Data
Contents
Simulated Data
- cca_zoo.data.simulated.linear_simulated_data(n: int, view_features: List[int], latent_dims: int = 1, view_sparsity: Optional[List[Union[int, float]]] = None, correlation: Union[List[float], float] = 1, structure: Optional[Union[str, List[str]]] = None, sigma: Optional[Union[float, List[float]]] = None, decay: float = 0.5, positive=None, random_state: Optional[Union[int, RandomState]] = None)[source]
Function to generate CCA dataset with defined population correlations
- Parameters
n – number of samples
view_sparsity – level of sparsity in features in each view either as number of active variables or percentage active
view_features – number of features in each view
latent_dims – number of latent dimensions
correlation – correlation either as list with element for each latent dimension or as float which is scaled by ‘decay’
structure – within view covariance structure (‘identity’,’gaussian’,’toeplitz’,’random’)
sigma – gaussian sigma
decay – ratio of second signal to first signal
- Returns
tuple of numpy arrays: view_1, view_2, true weights from view 1, true weights from view 2, overall covariance structure
- Example
>>> from cca_zoo.data import linear_simulated_data >>> [train_view_1,train_view_2],[true_weights_1,true_weights_2]=linear_simulated_data(200,[10,10],latent_dims=1,correlation=1)
- cca_zoo.data.simulated.simple_simulated_data(n: int, view_features: List[int], view_sparsity: Optional[List[Union[int, float]]] = None, eps: float = 0, transform=False, random_state=None)[source]

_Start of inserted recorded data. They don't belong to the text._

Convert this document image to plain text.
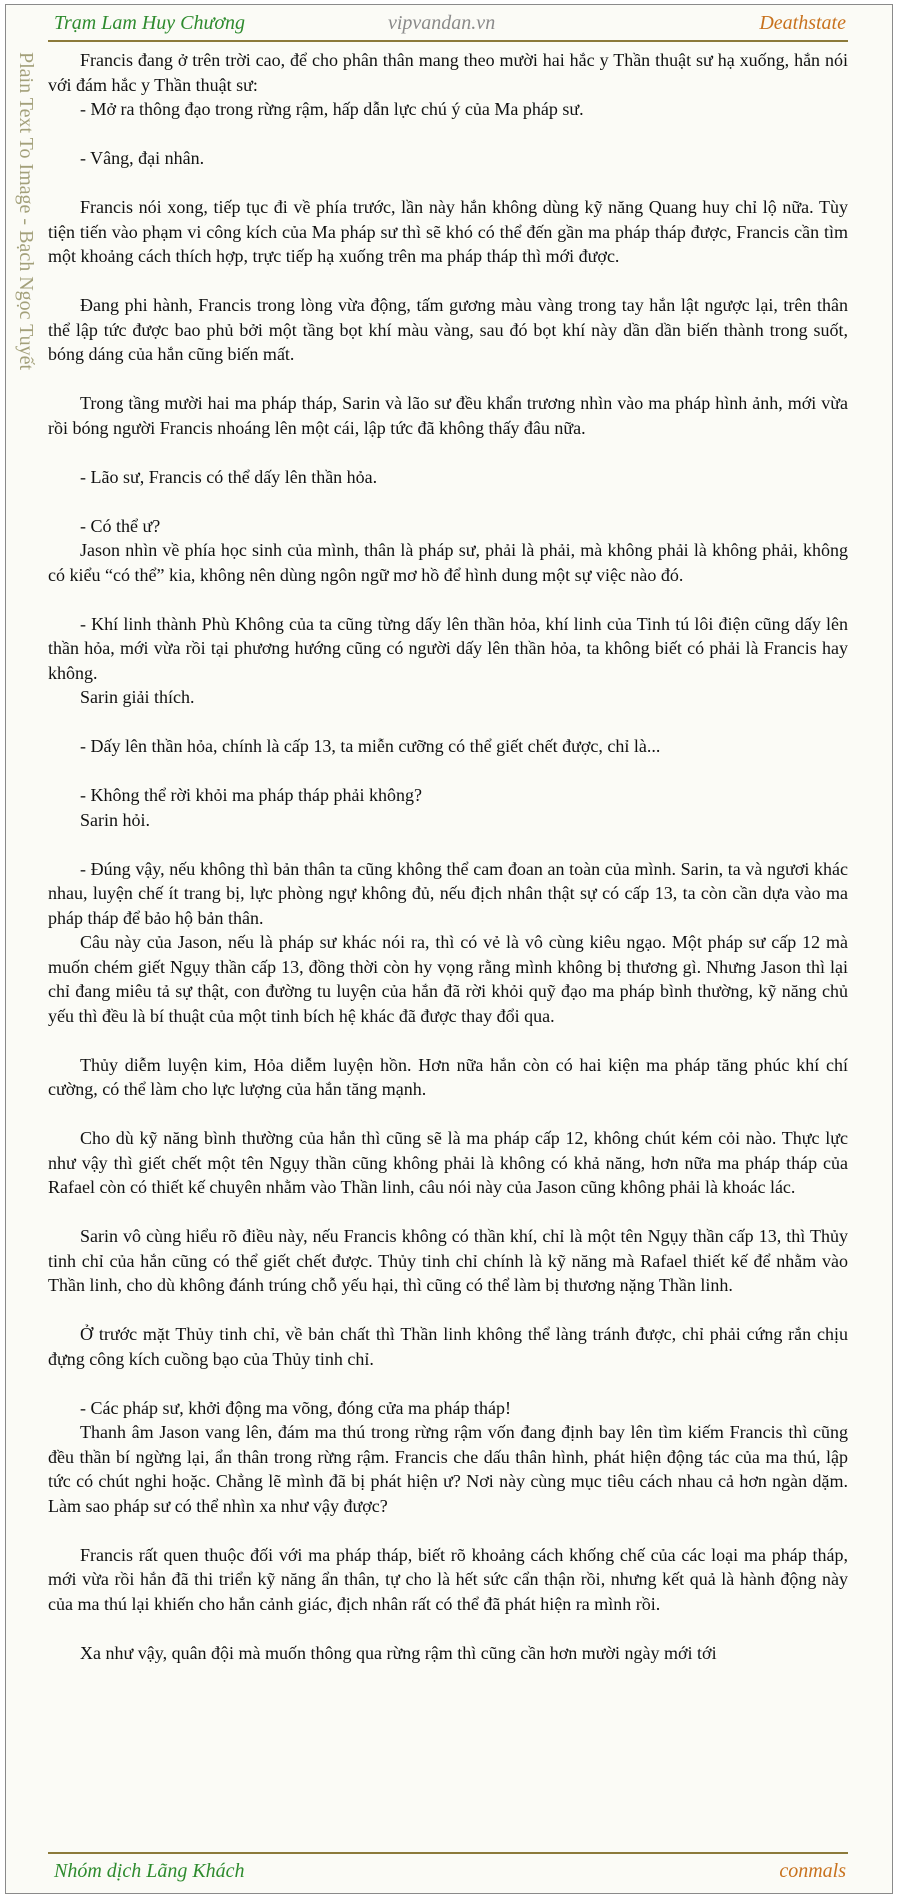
Trạm Lam Huy Chương	vipvandan.vn	Deathstate
Plain Text To Image - Bạch Ngọc Tuyết	Francis đang ở trên trời cao, để cho phân thân mang theo mười hai hắc y Thần thuật sư hạ xuống, hắn nói với đám hắc y Thần thuật sư:

- Mở ra thông đạo trong rừng rậm, hấp dẫn lực chú ý của Ma pháp sư.

- Vâng, đại nhân.

Francis nói xong, tiếp tục đi về phía trước, lần này hắn không dùng kỹ năng Quang huy chỉ lộ nữa. Tùy tiện tiến vào phạm vi công kích của Ma pháp sư thì sẽ khó có thể đến gần ma pháp tháp được, Francis cần tìm một khoảng cách thích hợp, trực tiếp hạ xuống trên ma pháp tháp thì mới được.

Đang phi hành, Francis trong lòng vừa động, tấm gương màu vàng trong tay hắn lật ngược lại, trên thân thể lập tức được bao phủ bởi một tầng bọt khí màu vàng, sau đó bọt khí này dần dần biến thành trong suốt, bóng dáng của hắn cũng biến mất.

Trong tầng mười hai ma pháp tháp, Sarin và lão sư đều khẩn trương nhìn vào ma pháp hình ảnh, mới vừa rồi bóng người Francis nhoáng lên một cái, lập tức đã không thấy đâu nữa.

- Lão sư, Francis có thể dấy lên thần hỏa.

- Có thể ư?

Jason nhìn về phía học sinh của mình, thân là pháp sư, phải là phải, mà không phải là không phải, không có kiểu “có thể” kia, không nên dùng ngôn ngữ mơ hồ để hình dung một sự việc nào đó.

- Khí linh thành Phù Không của ta cũng từng dấy lên thần hỏa, khí linh của Tinh tú lôi điện cũng dấy lên thần hỏa, mới vừa rồi tại phương hướng cũng có người dấy lên thần hỏa, ta không biết có phải là Francis hay không.

Sarin giải thích.

- Dấy lên thần hỏa, chính là cấp 13, ta miễn cưỡng có thể giết chết được, chỉ là...

- Không thể rời khỏi ma pháp tháp phải không?

Sarin hỏi.

- Đúng vậy, nếu không thì bản thân ta cũng không thể cam đoan an toàn của mình. Sarin, ta và ngươi khác nhau, luyện chế ít trang bị, lực phòng ngự không đủ, nếu địch nhân thật sự có cấp 13, ta còn cần dựa vào ma pháp tháp để bảo hộ bản thân.

Câu này của Jason, nếu là pháp sư khác nói ra, thì có vẻ là vô cùng kiêu ngạo. Một pháp sư cấp 12 mà muốn chém giết Ngụy thần cấp 13, đồng thời còn hy vọng rằng mình không bị thương gì. Nhưng Jason thì lại chỉ đang miêu tả sự thật, con đường tu luyện của hắn đã rời khỏi quỹ đạo ma pháp bình thường, kỹ năng chủ yếu thì đều là bí thuật của một tinh bích hệ khác đã được thay đổi qua.

Thủy diễm luyện kim, Hỏa diễm luyện hồn. Hơn nữa hắn còn có hai kiện ma pháp tăng phúc khí chí cường, có thể làm cho lực lượng của hắn tăng mạnh.

Cho dù kỹ năng bình thường của hắn thì cũng sẽ là ma pháp cấp 12, không chút kém cỏi nào. Thực lực như vậy thì giết chết một tên Ngụy thần cũng không phải là không có khả năng, hơn nữa ma pháp tháp của Rafael còn có thiết kế chuyên nhằm vào Thần linh, câu nói này của Jason cũng không phải là khoác lác.

Sarin vô cùng hiểu rõ điều này, nếu Francis không có thần khí, chỉ là một tên Ngụy thần cấp 13, thì Thủy tinh chỉ của hắn cũng có thể giết chết được. Thủy tinh chỉ chính là kỹ năng mà Rafael thiết kế để nhằm vào Thần linh, cho dù không đánh trúng chỗ yếu hại, thì cũng có thể làm bị thương nặng Thần linh.

Ở trước mặt Thủy tinh chỉ, về bản chất thì Thần linh không thể làng tránh được, chỉ phải cứng rắn chịu đựng công kích cuồng bạo của Thủy tinh chỉ.

- Các pháp sư, khởi động ma võng, đóng cửa ma pháp tháp!

Thanh âm Jason vang lên, đám ma thú trong rừng rậm vốn đang định bay lên tìm kiếm Francis thì cũng đều thần bí ngừng lại, ẩn thân trong rừng rậm. Francis che dấu thân hình, phát hiện động tác của ma thú, lập tức có chút nghi hoặc. Chẳng lẽ mình đã bị phát hiện ư? Nơi này cùng mục tiêu cách nhau cả hơn ngàn dặm. Làm sao pháp sư có thể nhìn xa như vậy được?

Francis rất quen thuộc đối với ma pháp tháp, biết rõ khoảng cách khống chế của các loại ma pháp tháp, mới vừa rồi hắn đã thi triển kỹ năng ẩn thân, tự cho là hết sức cẩn thận rồi, nhưng kết quả là hành động này của ma thú lại khiến cho hắn cảnh giác, địch nhân rất có thể đã phát hiện ra mình rồi.

Xa như vậy, quân đội mà muốn thông qua rừng rậm thì cũng cần hơn mười ngày mới tới

Nhóm dịch Lãng Khách	conmals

Simple latent variable model to generate data with one latent factor
- Parameters
n – number of samples
view_features – number of features view 1
view_sparsity – number of features view 2
eps – gaussian noise std
- Returns
view1 matrix, view2 matrix, true weights view 1, true weights view 2
- Example
>>> from cca_zoo.data import simple_simulated_data >>> [train_view_1,train_view_2],[true_weights_1,true_weights_2]=linear_simulated_data(200,[10,10])